Exercise 1 - Wrap up

What tools did you use (Excel / R / Word / plain text etc.)?
Was your collaborator successful in reproducing your work?

Exercise 1 - Wrap up

Have you ever tried to reproduce someone else's data analysis before?
Have you ever tried to reproduce your own work before?
What tools did you use and were you successful in reproducing your collaborator's work?
What made it easy/hard for reproducing your partners' work?
What would have to happen if you had to extend the analysis further?
If you caught a data error how easy/hard would it be to re-create the analysis?
What would happen if your collaborator is no longer available to walk you through their analysis?

Intro I summary

We learned that everyone struggles with reproducibility and that it is a hindrance to moving science forward
We focused on 4 problems: organization, documentation, automation, and dissemination with a fairly simple analysis.
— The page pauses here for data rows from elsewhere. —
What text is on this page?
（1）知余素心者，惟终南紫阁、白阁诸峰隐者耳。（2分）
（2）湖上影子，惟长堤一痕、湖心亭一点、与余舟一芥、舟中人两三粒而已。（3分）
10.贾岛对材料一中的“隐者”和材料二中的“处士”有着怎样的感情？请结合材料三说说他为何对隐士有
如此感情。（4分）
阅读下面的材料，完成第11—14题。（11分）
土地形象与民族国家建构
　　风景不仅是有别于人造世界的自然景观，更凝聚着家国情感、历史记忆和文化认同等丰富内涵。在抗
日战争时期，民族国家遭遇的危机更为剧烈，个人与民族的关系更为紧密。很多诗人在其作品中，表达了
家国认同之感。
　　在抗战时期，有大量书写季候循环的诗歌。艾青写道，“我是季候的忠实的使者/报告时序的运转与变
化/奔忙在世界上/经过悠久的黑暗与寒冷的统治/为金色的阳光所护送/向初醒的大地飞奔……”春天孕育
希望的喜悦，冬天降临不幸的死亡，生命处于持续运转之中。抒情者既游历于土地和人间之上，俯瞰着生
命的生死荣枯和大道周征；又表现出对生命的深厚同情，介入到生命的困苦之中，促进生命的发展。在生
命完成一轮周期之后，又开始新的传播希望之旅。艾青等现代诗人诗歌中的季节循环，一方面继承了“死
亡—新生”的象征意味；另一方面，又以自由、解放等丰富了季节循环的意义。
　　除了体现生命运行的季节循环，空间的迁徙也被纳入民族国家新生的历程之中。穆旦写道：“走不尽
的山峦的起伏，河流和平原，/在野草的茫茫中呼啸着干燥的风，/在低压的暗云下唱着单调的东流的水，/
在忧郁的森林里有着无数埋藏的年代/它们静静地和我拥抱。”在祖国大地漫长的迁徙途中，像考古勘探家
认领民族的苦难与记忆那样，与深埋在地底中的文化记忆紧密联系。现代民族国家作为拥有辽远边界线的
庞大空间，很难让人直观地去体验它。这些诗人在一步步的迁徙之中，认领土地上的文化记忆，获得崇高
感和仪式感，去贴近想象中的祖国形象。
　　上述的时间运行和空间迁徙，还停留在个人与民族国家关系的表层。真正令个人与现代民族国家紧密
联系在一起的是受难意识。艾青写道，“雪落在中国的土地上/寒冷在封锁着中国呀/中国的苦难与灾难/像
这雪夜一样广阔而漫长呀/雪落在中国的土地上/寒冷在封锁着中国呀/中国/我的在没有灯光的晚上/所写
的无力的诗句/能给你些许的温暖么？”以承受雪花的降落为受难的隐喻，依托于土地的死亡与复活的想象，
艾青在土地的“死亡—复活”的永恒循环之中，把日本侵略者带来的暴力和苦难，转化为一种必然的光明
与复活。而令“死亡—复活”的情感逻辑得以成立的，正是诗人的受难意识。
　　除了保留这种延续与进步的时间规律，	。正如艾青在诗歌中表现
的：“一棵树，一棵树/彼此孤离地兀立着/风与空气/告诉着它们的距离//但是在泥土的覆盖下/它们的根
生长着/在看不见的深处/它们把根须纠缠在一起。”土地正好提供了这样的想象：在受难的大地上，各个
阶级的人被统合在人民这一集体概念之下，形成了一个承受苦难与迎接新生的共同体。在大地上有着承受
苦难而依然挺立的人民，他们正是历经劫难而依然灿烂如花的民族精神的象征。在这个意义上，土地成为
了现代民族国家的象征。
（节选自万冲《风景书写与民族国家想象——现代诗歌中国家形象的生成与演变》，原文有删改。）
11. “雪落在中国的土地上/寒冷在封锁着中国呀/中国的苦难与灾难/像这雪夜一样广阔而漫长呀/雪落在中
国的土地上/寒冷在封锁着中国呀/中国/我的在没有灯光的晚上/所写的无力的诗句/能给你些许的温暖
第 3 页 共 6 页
Over the two day workshop, data analysis tasks will become more complex as we gather more data and ask more complicated questions

Four facets

Documentation: difference between binary files (e.g. docx) and text, files and why text files are preferred for documentation, use markdown to document your workflow so that anyone can pick up your data and follow what you are doing
Organization: tools to organize your projects so that you don't have a single folder with hundreds of files
Automation: the power of scripting in the R programming language and how you can integrate that into markdown to create automated data analyses
Dissemination: publishing is not the end of your analysis, rather it is a way station towards your future research and the future research of others

Toolkit

RStudio

Why R?

Programming language for data analysis
Free!
Open source
Widely used and supported across all disciplines
Can be used on Windows, Mac OS X, or Linux

RSplashScreen

Why not language X?

There are a number of other great programming tools out there that can also be used to improve the reproducibility of your analysis
The key is to use some type of language that will allow you to automate and document your analysis
Once you master one language you'll probably find it easier to learn another

Why RStudio?

Gives you a single environment to combine your documentation and your analysis with markdown support
Runs on top of R
Gives you a bunch of really cool features that we'll explore throughout the workshop

RSplashScreen

Anatomy of RStudio

Upper right: workspace and a history of the commands that you've previously entered
Lower right: Any plots that you generate + access to files, help, packages
Left: Console
- Every time you launch RStudio, it will have the same text at the top of the console telling you the version of R that you’re running.
- Below that information is the prompt.

Revisit Exercise 1

Open intro-01-template.Rmd
Click on Knit HTML to compile the document

Goals of the next exercise

Demonstrate “good practice” for organizing data files and analysis documents (R markdown)
How to read data from a file
How to combine data from multiple data frames
How to subset data
How to make simple plots in ggplot

NOT about understanding all the R commands, but rather getting the big picture of how using R in this way facilitates reproducible analyses

Exercise 2: Extending your analysis

Append the new data gapminder-7080.csv and gapminder-90plus.csv to your existing data set.
Be careful as you do so, as the ordering of columns in the data set may not match between the different CSV files!
Create line plots of life expectancy over time for Canada, Mexico, and the United States that run from 1952 to 2007.
Stretch goal: In the same plot, add similar line plots for Cambodia, China, and Japan and Uganda, Egypt, and South Africa.
Create a scatter plot depicting GDP vs. life expectancy of countries in Europe for 2007.
Stretch goal: In the same plot, add another scatter of points for Asia, Africa, and the Americas, coloring the countries from each region (continent) with the same color.

Exercise 2: Resources

Open intro-02-template.Rmd
Click on Knit HTML to compile the document

Exercise 2: Take aways

The analysis is self-documenting
It's easy to extend or refine analyses by copying and modifying code blocks
The results of the analysis can be disseminated by sending Markdown and providing data sources, or just simply providing the generated HTML of just a summary of the analysis is needed

Reproducibility checklist

Serves as a tool to help you think about the reproducibility of your data analysis
Many of the questions can be thought of as having a yes/no answer
A better approach would be to see the questions as being open ended with the real question being, “What can I do to improve the status of my project on this bullet point?”
With that in mind, you'll never get 100% of the bullets right for your project, but you'll always be improving

RC: Documentation (1/2)

Is there a README file that indicates the purpose of the project, who to contact with questions, a map of the directory structure, and a description of what software and hardware is needed to reproduce your workflow?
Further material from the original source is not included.